While an improvement on the status quo, this new arrangement still may not be enough. Since February last year, the BOJ has said it will seek 1 percent inflation “for the time being.” The central bank’s excuse for not adopting a formal target is that it would not be able to hit it because short-term interest rates – the most potent weapon in any modern central bank’s arsenal – are near zero. And while the BOJ has engaged in quantitative easing since 2001, money-printing is not a reliable strategy for meeting an inflation objective because the private sector views the excess liquidity supplied by the central bank as temporary. As a result, any inflation target runs the risk of being missed year after year. Since inflation can only be targeted annually, cumulative misses will not necessarily put pressure on the BOJ to strive harder. Pretty soon, the target won’t be credible.
A better strategy would be to announce that the BOJ’s goal over an unspecified “medium term” is for an index of consumer prices to rise by 1 percent year. To make amends for the deflation that Japan has already suffered, the clock could start in 1999, when prices began to plateau (See graphic).

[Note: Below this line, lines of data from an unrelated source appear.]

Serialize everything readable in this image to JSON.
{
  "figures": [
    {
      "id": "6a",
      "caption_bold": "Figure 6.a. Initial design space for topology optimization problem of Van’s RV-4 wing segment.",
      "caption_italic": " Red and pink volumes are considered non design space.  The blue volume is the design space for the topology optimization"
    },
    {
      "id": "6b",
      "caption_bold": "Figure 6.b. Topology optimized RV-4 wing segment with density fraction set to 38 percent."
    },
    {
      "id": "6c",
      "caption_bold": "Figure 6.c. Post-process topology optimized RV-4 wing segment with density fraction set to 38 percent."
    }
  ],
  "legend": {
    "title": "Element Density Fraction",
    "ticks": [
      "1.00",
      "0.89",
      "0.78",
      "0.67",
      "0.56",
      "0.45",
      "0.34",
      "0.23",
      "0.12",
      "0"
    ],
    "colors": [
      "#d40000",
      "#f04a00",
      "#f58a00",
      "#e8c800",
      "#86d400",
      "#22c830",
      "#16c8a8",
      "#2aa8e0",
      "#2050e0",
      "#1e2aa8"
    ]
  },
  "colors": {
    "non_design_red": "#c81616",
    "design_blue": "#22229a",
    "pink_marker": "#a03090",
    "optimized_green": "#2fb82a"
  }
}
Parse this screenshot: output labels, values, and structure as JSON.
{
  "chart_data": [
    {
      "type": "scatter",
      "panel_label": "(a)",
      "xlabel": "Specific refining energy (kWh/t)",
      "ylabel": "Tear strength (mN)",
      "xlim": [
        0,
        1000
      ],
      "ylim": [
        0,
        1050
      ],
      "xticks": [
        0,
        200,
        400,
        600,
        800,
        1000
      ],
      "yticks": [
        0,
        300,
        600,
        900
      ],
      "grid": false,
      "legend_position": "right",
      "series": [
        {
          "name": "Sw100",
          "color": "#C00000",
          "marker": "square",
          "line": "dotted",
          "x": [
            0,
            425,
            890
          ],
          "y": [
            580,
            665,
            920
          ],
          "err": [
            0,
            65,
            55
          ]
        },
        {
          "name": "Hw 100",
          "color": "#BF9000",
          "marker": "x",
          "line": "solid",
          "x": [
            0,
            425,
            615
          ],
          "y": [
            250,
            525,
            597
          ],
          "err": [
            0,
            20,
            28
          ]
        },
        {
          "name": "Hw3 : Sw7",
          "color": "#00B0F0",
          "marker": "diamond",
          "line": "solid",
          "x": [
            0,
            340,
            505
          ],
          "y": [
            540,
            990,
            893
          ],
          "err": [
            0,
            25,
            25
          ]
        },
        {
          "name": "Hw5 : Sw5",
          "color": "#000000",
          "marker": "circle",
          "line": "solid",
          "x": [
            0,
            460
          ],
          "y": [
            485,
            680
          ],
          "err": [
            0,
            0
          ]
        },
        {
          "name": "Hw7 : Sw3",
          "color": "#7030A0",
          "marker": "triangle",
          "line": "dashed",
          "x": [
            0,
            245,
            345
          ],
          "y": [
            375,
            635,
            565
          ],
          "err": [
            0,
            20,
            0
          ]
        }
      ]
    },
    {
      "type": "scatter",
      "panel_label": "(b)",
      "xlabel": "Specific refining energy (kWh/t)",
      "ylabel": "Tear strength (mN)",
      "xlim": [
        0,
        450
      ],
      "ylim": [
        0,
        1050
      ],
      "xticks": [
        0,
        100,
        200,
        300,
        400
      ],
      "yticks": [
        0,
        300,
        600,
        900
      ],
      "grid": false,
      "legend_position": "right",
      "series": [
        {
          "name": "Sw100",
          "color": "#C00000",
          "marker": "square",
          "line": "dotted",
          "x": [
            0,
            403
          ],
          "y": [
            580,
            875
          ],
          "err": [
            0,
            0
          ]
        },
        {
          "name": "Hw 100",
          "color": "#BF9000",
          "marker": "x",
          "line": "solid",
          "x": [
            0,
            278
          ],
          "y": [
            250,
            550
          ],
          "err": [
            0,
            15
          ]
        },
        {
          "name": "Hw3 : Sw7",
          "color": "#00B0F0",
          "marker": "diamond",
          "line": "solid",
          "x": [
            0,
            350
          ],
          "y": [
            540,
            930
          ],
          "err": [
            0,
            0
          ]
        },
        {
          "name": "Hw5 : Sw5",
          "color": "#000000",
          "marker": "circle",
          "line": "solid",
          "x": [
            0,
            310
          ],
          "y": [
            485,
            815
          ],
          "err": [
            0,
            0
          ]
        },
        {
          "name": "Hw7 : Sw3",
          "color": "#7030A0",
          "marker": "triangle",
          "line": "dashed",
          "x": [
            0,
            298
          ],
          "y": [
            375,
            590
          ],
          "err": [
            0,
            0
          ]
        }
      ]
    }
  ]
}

Just to eliminate the accumulated deflation, the BOJ would be required to deliver a 16 percent increase in prices.
The advantage of this approach, first proposed by former Princeton economist Lars Svensson, is that if the BOJ undershoots the goal, it will have to work even harder to get the economy on the desired price path. The BOJ will only be off the hook when it gets prices back on track. A price target has the added benefit of being easy for the public to understand.
Setting a target is one thing. Having the tools to achieve it is another. Until now, the BOJ’s favoured approach has been to print money to buy domestic assets. This has shown little sign of working so far: quantitative easing has increased base money in the economy to 27 percent of GDP without stimulating inflation.
But the BOJ could also engineer inflation expectations by using the currency. One strategy, advocated by Stanford University economist Ronald McKinnon, calls for Japan and the United States to agree to keep their bilateral exchange rate stable for a very long time. That would help to eradicate the deflationary expectations that have become entrenched in the Japanese consumer psyche.
If the yen extends the slide that started before the tough-talking Abe took office, the currency could well hit 100 to the dollar by the time a new BOJ governor is appointed in April. That could become a de facto peg. If the yen strengthens from that level, the finance ministry, which in Japan has the authority to intervene in currency markets, should be prepared to sell unlimited quantities of yen, newly printed by the BOJ. Better still, the BOJ law could be changed to enable the central bank to directly intervene in the currency market.
Explicitly targeting the exchange rate raises the spectre of currency wars. But Washington is unlikely to be overly upset. First, 100 yen to the dollar isn’t a shockingly low level. Second, if Japan is able to tame deflation, it will eventually import more goods and services.
With the right target and the right tool, Japan can escape its deflationary trap. Right now, it has neither.